Ghostface snapped a rubber band around a bundle of envelopes and lofted them into the mail cart on the far side of the room. “Three points!” he said. Then, “You want to know what burns my ass?”

“No,” Will said.

“What burns my ass is how you and me are doing the exact same job, but you’re headed straight for the top while I’m going to be stuck here licking envelopes forever. And you know why? Because you’re solid.”

“That’s just racist bullshit,” Will said. “Toussaint is never going to promote me any higher than I am now. Haints like seeing a fey truckle to the Big Guy, but they’d never accept me as one of his advisors. You know that as well as I do.”

“Yeah, but you’re not going to be here forever, are you? In a couple of years, you’ll be holding down an office in the Mayoralty. Wouldn’t surprise me one bit if you made it all the way to the Palace of Leaves.”

“Either you’re just busting my chops, or else you’re a fool. Because if you meant it, you’d be a fool to be ragging on me about it. If Toussaint were in your position, he’d make sure I was his friend, and wherever I wound up he’d have an ally. You could learn from his example.”

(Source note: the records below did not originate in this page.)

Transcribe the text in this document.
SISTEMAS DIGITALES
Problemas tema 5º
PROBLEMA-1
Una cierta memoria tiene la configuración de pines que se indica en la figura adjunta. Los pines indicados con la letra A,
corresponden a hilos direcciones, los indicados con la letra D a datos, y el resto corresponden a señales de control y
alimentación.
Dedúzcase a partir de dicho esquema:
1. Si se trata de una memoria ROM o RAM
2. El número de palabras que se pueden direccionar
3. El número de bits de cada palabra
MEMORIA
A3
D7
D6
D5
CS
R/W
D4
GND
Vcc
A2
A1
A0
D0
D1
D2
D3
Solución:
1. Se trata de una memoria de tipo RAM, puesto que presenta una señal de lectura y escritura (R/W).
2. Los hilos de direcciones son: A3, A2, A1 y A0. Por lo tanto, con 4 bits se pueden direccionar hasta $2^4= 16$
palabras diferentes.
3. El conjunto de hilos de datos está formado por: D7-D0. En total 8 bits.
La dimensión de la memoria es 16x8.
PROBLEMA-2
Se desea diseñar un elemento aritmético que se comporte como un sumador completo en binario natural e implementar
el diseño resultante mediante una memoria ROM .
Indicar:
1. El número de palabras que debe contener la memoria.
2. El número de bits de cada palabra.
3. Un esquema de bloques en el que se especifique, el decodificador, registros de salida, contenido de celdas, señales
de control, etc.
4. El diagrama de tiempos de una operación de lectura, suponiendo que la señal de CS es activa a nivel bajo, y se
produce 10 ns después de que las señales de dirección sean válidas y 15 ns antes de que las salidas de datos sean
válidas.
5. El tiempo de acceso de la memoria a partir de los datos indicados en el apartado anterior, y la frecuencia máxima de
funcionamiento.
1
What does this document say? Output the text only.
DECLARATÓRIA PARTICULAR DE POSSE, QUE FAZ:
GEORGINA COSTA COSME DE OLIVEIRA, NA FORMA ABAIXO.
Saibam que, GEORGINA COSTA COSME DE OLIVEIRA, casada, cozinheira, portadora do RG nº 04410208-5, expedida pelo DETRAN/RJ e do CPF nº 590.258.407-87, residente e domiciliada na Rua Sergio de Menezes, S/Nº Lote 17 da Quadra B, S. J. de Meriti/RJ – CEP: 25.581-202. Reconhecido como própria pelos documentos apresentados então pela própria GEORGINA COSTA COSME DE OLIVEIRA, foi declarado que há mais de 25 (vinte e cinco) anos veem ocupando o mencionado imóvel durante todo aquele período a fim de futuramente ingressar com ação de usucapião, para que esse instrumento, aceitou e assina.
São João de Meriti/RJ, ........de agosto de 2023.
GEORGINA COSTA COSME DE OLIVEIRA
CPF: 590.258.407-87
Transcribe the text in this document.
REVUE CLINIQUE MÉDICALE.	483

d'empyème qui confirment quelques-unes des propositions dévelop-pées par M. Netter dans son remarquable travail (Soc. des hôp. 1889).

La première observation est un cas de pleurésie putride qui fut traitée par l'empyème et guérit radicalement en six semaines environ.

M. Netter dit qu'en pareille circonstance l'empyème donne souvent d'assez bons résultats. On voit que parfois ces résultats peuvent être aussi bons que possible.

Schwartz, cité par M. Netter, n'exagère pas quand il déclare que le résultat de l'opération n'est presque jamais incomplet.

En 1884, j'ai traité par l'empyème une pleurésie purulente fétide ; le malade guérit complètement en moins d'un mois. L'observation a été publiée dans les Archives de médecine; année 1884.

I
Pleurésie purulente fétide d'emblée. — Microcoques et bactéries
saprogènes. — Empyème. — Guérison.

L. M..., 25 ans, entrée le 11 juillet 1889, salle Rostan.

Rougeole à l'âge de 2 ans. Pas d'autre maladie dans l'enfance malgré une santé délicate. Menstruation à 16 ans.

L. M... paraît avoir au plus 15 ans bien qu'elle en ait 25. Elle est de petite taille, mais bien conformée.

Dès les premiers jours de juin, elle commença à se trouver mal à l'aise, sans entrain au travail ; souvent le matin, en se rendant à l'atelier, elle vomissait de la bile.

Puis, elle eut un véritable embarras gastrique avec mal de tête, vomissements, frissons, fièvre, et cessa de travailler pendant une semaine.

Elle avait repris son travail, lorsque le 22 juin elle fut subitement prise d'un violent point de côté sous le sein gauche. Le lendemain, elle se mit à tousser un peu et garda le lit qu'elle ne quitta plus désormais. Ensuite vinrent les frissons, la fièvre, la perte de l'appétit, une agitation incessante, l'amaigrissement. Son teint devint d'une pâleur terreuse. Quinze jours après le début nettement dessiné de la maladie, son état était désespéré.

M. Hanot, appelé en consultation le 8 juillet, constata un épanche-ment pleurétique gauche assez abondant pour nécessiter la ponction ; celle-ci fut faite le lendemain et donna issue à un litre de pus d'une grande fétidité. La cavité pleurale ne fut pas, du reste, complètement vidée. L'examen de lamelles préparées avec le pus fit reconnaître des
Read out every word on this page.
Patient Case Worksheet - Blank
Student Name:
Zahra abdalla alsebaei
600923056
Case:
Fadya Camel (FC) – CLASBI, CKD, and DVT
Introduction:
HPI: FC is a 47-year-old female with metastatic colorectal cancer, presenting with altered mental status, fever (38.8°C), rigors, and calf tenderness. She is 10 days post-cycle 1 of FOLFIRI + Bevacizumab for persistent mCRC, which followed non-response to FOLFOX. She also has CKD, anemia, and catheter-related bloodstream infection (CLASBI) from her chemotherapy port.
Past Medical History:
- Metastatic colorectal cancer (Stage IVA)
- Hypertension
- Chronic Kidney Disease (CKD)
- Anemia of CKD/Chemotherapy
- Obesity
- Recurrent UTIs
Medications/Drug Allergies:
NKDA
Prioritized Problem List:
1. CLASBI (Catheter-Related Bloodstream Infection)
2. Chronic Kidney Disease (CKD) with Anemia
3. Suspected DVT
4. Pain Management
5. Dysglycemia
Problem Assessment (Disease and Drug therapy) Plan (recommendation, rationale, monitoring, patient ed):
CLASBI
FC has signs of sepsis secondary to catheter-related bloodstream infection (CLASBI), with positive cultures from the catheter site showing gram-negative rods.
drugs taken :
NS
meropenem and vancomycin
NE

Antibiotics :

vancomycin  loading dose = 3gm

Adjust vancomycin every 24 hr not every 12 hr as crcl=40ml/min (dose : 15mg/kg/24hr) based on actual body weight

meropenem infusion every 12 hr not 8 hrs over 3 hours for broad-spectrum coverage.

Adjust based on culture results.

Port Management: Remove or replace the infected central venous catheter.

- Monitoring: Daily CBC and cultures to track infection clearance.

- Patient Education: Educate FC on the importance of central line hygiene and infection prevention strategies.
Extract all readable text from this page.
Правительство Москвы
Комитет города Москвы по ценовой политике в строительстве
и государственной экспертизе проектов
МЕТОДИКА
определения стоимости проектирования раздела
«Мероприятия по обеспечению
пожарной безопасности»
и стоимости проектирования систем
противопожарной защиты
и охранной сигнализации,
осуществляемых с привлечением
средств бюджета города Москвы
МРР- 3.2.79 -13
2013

Ghostface lowered his voice to a near-whisper. “Toussaint is old school. I’ve got nothing to learn from a glad-handing, pompous, shucking-and-jiving —”

The office door slammed open. They both looked up.

Salem Toussaint stood in the doorway, eyes rolled up in his head so far that only the whites showed. He held up a hand and in a hollow voice said, “One of my constituents is in trouble.”